Knowing Your Numbers 

How to Test for Diabetes 

When it comes to managing your diabetes, it’s important to check your blood sugar (also called blood glucose). Keeping track of your numbers helps you see how food and drink, physical activity, and medicine affect your blood sugar each day and over the course of several months. 



These are the daily checks you do with your blood glucose meter. Since you can’t always “feel” if your blood sugar is high or low, checking your blood sugar several times a day is often the best way to make sure it’s under control. 

FPG–This is your “fasting plasma glucose.” This means your blood sugar when you have been “fasting” (not eating) for at least 8 hours. You may be checking this in the morning when you wake up.

PPG–This is your “postprandial plasma glucose.” This means your after-meal blood sugar number that you check about 1 to 2 hours after you eat. It measures blood sugar spikes that happen after you eat. It is possible that blood sugar spikes that are too high after you eat may be preventing you from reaching your A1C goal. 

The chart below shows the FPG (morning) and PPG (after-meal) blood sugar goals that are recommended by the American Diabetes Association (called the ADA for short).

Fasting plasma glucose (FPG) - (checked daily before breakfast) 80 to 130 mg/dL
Postprandial plasma glucose (PPG) - (checked after meals) Less than 180 mg/dL

Be sure to talk with your diabetes care team to find out the FPG and PPG goals that are right for you. 

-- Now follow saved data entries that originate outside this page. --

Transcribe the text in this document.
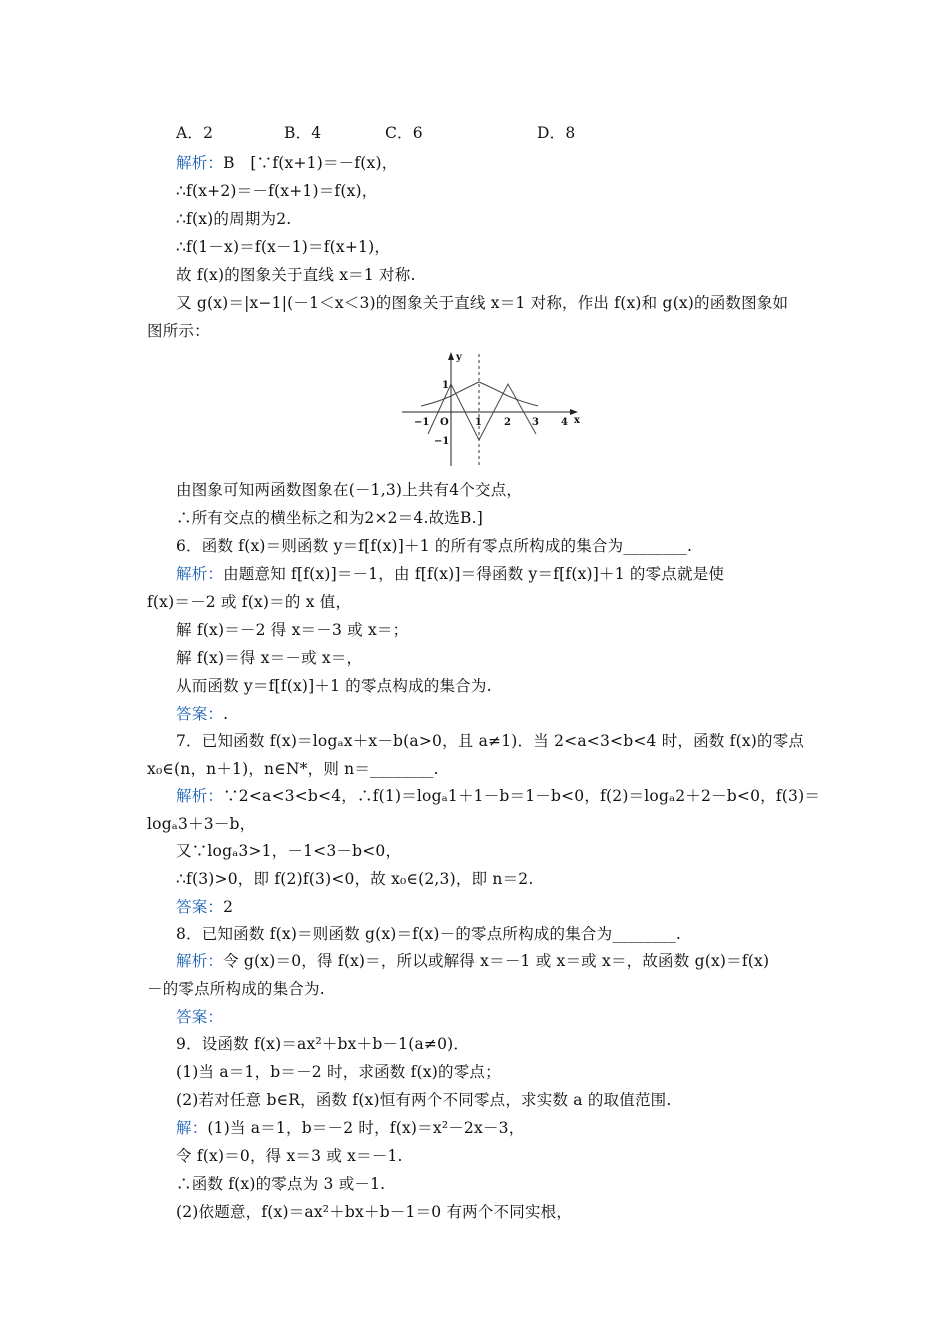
A．2	B．4	C．6	D．8
解析：B　[∵f(x+1)＝－f(x)，
∴f(x+2)＝－f(x+1)＝f(x)，
∴f(x)的周期为2.
∴f(1－x)＝f(x－1)＝f(x+1)，
故 f(x)的图象关于直线 x＝1 对称.
又 g(x)＝|x−1|(－1＜x＜3)的图象关于直线 x＝1 对称，作出 f(x)和 g(x)的函数图象如
图所示：
y
x
−1 O	1 2 3 4
1
−1
由图象可知两函数图象在(－1,3)上共有4个交点，
∴所有交点的横坐标之和为2×2＝4.故选B.]
6．函数 f(x)＝则函数 y＝f[f(x)]＋1 的所有零点所构成的集合为________.
解析：由题意知 f[f(x)]＝－1，由 f[f(x)]＝得函数 y＝f[f(x)]＋1 的零点就是使
f(x)＝－2 或 f(x)＝的 x 值，
解 f(x)＝－2 得 x＝－3 或 x＝；
解 f(x)＝得 x＝－或 x＝，
从而函数 y＝f[f(x)]＋1 的零点构成的集合为.
答案：.
7．已知函数 f(x)＝logₐx＋x－b(a>0，且 a≠1)．当 2<a<3<b<4 时，函数 f(x)的零点
x₀∈(n，n＋1)，n∈N*，则 n＝________.
解析：∵2<a<3<b<4，∴f(1)＝logₐ1＋1－b＝1－b<0，f(2)＝logₐ2＋2－b<0，f(3)＝
logₐ3＋3－b，
又∵logₐ3>1，－1<3－b<0，
∴f(3)>0，即 f(2)f(3)<0，故 x₀∈(2,3)，即 n＝2.
答案：2
8．已知函数 f(x)＝则函数 g(x)＝f(x)－的零点所构成的集合为________.
解析：令 g(x)＝0，得 f(x)＝，所以或解得 x＝－1 或 x＝或 x＝，故函数 g(x)＝f(x)
－的零点所构成的集合为.
答案：
9．设函数 f(x)＝ax²＋bx＋b－1(a≠0)．
(1)当 a＝1，b＝－2 时，求函数 f(x)的零点；
(2)若对任意 b∈R，函数 f(x)恒有两个不同零点，求实数 a 的取值范围.
解：(1)当 a＝1，b＝－2 时，f(x)＝x²－2x－3，
令 f(x)＝0，得 x＝3 或 x＝－1.
∴函数 f(x)的零点为 3 或－1.
(2)依题意，f(x)＝ax²＋bx＋b－1＝0 有两个不同实根，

You may already know about this very important number. Your A1C test tells you and your diabetes care team how well your blood sugar has been controlled over the past 2 to 3 months. The results of this test are given as a percentage. 

The American Diabetes Association (ADA) says that the A1C goal for most people is less than 7%, but you’ll want to talk with your diabetes care team to find out what your own goal should be.  



Your A1C is made up of your FPG (fasting blood sugar) and your PPG (post-meal blood sugar) over the last 2 to 3 months. If your FPG is fine in the morning, but you aren’t reaching your A1C goal, it could be that your mealtime blood sugar spikes (postprandial blood sugar or PPG) are not in control. 

Controlling mealtime blood sugar (your PPG) is important to help you get closer to your A1C goal and manage your diabetes.